The decision tree includes five key elements that must be considered when making a decision about monitoring in conservation.

  1. What are you hoping to achieve in your conservation endeavours? What is the goal of the program you are planning to implement? Essentially, this question asks managers to specify the objectives of their conservation program. Without an objective, they do not have a benchmark by which to evaluate their actions.

  2. Once the objective is defined, it’s crucial to ask about the threats to the system. By understanding the threats, managers can formulate a list of potential actions that may reduce their impact.

  3. Once a set of plausible management alternatives has been formulated, managers can begin to consider whether monitoring is necessary. At this point, they must consider the reasons for implementing monitoring. Is it to improve their knowledge of how the system works to modify future management decisions (adaptive management)? Or is to guide implementation in terms of the state of the environment we are managing (state-dependent management)?

  4. Managers should ask the question, ‘do we know which management actions are the best to implement?’ If this is unclear, they will need to assess their ability to implement adaptive management. Do they have the money and time to be adaptive? Do they have suitable monitoring strategies to detect changes in the system?
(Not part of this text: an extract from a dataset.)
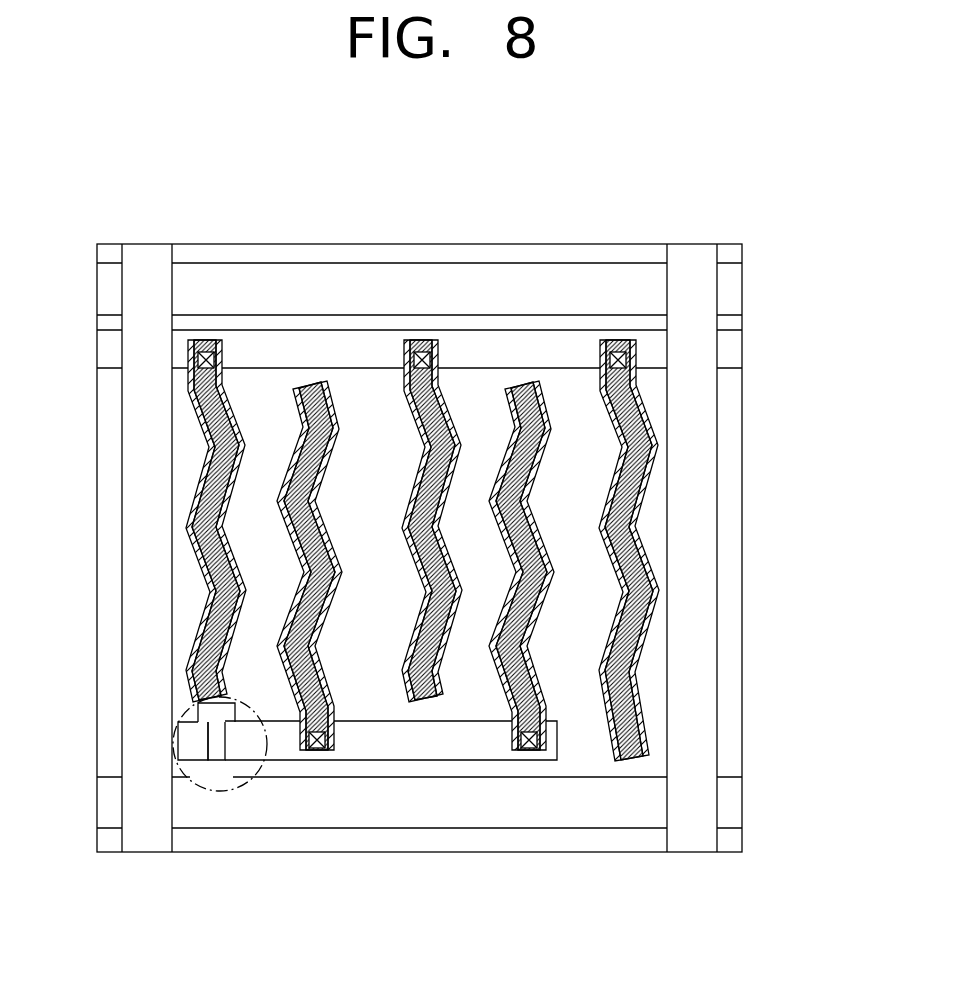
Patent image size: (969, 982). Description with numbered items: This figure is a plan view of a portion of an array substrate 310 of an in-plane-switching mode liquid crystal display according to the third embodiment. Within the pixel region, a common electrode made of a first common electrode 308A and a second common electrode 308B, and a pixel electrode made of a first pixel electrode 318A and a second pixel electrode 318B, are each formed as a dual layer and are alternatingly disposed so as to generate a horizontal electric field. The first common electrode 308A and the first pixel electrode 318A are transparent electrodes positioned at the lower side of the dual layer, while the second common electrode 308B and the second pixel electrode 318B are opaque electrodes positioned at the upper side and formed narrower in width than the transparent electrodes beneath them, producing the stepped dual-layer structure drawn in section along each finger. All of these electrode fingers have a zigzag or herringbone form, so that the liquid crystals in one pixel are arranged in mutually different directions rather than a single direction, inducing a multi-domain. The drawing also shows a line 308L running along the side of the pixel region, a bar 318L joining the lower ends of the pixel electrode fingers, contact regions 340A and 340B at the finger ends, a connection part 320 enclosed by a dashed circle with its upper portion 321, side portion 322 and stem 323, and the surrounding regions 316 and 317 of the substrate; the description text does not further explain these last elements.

  5. Apart from having an objective to improve outcomes, there are, of course, other reasons to monitor conservation actions. It might be a legal or audit requirement, or it might be for publicity. Managers should clearly identify their needs before implementing such monitoring.

There has been a surge in research looking at the design of monitoring programs in recent years, as well as a growing number of calls for the establishment of long-term biodiversity monitoring.

At its heart, however, effective monitoring rests fundamentally on a clear justification for acquiring information in the first place. What we strive to know should be driven by what we need to know.

And, if we take a structured approach to decisions about monitoring, we find that the answer to whether we should monitor is not always yes. Sometimes, monitoring can be a waste of time and money.

Dr Eve McDonald-Madden is a Key Researcher with the National Environmental Research Program (NERP) Environmental Decisions Hub and the Centre for Excellence in Environmental Decisions (CEED), both funded by the Australian government. Dr McDonald-Madden is based with the Environmental Decisions Group at the University of Queensland, a NERP/CEED research node and has also been a Visiting Scientist at CSIRO.





1 McDonald-Madden E, Baxter PWJ, Fuller RA, Martin TG, Game ET, Montambault J and Possingham HP (2010) Monitoring does not always count. Trends in Ecology and Evolution 25, 547–550.